Dzisiaj było sprzątanie jak co piątek. Tyle, że nie Duża sprzątała bo ją pogięło. Więc trzy królowe sobie siedziały i czekały na czystą klatkę.
Dziękujemy Dobremu Duszkowi, który dziś nas odwiedził i tyle zrobił.
A oto moje śliczne pannice i ja.

Są takie słodkie i takie cudne aż trudno się nie uśmiechać jak się na nie patrzy.
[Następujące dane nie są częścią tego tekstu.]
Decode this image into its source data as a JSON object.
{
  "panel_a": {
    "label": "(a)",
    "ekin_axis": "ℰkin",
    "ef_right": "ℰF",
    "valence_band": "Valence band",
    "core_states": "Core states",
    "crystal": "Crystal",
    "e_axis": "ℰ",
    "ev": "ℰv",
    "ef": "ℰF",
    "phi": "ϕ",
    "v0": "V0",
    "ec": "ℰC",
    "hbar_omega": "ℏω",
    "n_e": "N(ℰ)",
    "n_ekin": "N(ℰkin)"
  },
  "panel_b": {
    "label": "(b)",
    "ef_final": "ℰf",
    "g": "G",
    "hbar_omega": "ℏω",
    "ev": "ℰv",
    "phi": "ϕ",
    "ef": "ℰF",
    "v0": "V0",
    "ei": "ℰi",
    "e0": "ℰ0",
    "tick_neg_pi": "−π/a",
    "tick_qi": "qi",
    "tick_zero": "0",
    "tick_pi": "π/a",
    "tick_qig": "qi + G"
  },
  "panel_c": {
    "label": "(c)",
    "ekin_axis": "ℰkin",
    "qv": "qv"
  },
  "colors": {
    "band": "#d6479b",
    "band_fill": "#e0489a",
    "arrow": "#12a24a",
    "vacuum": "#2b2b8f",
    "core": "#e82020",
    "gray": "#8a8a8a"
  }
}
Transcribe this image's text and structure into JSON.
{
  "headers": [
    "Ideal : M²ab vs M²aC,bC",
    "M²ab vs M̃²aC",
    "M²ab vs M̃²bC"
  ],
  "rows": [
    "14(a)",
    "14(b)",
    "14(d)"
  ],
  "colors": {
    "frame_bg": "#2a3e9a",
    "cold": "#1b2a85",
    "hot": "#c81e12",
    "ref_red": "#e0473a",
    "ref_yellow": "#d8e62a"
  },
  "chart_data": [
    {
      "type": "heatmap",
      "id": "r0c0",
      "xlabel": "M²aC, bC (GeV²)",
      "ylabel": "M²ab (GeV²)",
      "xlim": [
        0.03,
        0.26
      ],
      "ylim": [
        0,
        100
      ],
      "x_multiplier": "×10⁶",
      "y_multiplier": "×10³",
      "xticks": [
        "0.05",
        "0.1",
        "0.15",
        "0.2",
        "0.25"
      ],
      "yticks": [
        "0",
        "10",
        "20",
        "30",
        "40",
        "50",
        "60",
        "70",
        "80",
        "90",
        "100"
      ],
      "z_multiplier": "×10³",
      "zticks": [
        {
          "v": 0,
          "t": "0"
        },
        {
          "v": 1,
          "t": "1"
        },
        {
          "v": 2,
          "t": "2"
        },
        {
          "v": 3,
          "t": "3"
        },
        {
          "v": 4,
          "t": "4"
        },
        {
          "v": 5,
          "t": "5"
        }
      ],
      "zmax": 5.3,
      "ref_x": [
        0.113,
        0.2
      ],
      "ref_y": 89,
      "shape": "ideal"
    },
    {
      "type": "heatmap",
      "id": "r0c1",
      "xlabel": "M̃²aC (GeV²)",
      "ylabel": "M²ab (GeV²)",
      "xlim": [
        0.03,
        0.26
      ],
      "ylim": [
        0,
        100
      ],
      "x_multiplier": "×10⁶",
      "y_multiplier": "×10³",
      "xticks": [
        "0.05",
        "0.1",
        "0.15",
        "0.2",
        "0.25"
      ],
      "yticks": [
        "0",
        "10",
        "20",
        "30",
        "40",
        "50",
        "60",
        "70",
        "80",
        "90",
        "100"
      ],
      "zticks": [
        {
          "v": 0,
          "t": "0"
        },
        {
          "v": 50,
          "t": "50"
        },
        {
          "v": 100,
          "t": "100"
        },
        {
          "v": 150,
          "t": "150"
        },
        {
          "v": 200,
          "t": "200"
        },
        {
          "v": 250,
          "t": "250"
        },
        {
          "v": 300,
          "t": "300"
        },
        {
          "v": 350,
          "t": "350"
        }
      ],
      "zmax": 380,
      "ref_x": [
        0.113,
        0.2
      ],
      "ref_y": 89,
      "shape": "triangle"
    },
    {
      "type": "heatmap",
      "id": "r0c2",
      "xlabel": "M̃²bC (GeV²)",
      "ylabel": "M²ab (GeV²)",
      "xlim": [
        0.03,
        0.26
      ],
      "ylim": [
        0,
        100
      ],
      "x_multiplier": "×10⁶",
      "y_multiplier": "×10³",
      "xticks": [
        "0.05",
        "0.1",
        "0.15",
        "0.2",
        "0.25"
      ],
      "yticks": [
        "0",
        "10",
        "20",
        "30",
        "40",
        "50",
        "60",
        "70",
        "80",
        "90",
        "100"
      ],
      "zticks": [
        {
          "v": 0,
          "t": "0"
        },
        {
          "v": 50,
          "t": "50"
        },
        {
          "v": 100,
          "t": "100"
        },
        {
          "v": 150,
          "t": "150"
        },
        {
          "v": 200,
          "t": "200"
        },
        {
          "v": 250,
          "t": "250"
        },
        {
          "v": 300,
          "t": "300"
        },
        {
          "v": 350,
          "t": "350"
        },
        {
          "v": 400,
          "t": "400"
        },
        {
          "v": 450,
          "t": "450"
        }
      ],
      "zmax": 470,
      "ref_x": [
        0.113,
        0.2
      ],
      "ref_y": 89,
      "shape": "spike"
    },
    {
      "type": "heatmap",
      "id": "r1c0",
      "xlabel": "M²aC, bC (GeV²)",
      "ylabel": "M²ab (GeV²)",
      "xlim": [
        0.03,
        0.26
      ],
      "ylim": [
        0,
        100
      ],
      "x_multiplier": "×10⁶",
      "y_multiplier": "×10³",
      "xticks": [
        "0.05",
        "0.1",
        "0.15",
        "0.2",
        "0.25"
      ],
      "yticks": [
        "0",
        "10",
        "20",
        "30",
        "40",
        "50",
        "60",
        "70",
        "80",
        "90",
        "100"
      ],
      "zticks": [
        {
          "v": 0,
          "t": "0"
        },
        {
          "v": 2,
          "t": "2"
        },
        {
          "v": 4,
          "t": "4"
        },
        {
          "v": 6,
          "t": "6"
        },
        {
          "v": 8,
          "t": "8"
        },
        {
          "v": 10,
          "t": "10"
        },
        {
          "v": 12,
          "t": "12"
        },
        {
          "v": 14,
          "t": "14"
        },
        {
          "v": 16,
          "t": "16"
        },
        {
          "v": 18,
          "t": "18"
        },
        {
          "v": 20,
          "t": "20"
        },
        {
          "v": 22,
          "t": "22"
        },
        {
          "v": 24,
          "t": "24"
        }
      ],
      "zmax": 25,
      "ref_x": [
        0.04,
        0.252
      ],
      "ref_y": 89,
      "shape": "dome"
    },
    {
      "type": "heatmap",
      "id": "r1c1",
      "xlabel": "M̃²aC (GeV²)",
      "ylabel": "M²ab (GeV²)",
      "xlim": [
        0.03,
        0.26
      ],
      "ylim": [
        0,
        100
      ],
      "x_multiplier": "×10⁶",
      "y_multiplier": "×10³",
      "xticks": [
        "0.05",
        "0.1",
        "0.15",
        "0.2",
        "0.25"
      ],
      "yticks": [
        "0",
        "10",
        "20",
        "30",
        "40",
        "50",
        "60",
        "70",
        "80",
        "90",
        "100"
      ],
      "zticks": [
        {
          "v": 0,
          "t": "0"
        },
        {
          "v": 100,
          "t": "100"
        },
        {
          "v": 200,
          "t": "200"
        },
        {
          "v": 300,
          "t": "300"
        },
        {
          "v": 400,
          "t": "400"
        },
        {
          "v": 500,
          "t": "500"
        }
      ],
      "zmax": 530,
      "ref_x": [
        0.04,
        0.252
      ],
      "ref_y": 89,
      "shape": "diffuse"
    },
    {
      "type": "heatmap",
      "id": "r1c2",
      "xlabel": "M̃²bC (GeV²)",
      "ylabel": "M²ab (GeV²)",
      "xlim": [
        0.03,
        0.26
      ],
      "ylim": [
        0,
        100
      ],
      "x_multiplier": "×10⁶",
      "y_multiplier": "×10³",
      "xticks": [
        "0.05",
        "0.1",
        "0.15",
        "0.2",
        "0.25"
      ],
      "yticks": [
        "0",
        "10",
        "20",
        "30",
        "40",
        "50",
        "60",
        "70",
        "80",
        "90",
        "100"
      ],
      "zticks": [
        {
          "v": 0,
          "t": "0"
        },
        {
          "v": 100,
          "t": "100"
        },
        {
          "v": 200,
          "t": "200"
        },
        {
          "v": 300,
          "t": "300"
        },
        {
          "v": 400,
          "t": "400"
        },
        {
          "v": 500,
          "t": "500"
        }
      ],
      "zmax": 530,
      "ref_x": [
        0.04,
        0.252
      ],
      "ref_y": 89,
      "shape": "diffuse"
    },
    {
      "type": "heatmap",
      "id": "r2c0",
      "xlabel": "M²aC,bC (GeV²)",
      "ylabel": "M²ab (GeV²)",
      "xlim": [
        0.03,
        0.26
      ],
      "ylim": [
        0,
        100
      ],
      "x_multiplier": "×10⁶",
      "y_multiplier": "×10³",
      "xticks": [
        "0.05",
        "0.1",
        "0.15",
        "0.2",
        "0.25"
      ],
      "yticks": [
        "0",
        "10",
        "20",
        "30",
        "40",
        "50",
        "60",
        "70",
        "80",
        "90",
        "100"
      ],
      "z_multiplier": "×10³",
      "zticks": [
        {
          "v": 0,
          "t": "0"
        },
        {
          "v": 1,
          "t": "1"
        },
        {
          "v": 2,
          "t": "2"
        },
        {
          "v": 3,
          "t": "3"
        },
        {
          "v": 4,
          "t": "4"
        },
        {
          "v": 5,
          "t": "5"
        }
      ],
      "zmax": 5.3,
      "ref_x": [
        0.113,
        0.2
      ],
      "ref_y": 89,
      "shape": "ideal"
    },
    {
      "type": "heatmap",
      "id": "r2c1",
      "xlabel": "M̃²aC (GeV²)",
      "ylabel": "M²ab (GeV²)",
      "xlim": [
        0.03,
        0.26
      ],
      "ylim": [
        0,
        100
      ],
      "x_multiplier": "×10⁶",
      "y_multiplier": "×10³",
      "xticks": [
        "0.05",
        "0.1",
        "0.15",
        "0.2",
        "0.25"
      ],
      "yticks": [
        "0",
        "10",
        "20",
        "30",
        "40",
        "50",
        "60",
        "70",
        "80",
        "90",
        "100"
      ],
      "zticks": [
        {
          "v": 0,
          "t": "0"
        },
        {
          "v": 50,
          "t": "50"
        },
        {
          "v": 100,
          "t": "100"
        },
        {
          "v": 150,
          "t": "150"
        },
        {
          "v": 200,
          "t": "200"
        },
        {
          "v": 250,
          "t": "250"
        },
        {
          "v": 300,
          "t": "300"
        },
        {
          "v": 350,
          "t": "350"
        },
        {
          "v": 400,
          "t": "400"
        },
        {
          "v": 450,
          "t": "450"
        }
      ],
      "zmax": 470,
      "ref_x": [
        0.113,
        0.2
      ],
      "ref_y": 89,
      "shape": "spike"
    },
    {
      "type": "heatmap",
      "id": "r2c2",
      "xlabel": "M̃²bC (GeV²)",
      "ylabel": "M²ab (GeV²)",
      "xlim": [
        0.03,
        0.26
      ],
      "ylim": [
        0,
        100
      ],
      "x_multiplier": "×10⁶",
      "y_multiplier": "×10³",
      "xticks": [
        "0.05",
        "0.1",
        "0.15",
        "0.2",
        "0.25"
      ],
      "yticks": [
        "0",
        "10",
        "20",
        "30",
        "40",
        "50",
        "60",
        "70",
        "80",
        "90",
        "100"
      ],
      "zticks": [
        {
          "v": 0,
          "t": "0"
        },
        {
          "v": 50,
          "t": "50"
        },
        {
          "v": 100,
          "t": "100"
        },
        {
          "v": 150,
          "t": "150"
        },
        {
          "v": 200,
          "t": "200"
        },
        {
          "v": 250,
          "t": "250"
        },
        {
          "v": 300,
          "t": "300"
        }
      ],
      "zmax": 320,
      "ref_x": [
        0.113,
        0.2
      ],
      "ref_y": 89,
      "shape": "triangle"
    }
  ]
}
Ach nie opowiedziałam co się stało wczoraj a to ważne. Otóż zabrałam Amalę na wybieg a Aloki zabrałam do siebie na łóżko i schowałam ją pod kocyk. Amala na początku obiegła raz wybieg potem jeszcze kilka razy aż wreszcie jak wydała z siebie dźwięk to ja zdębiałam. One dwie takie cichutkie. Nigdy mnie nie budzą, nigdy nie proszą o jedzenie a tu taki kwik. No i zrozumiałam, że ona tak siostrę wołała. Strasznie się ucieszyłam bo ostatnio okropne gonitwy urządzały a tu taka miłość. No i dzisiaj patrzę i podobnie się zdarzyło - Amala znowu była na wybiegu a Aloki u mnie na kolankach. Obie się widzą i nagle Aloki ze wszystkich sił chce do siostry. Oczywiście i w pierwszym i drugim przypadku zaraz je połączyłam. Od razu informuję, że oczywiście Amala też u mnie bywa często na kolankach bo staram się obie często tulić. Obie są cudowne.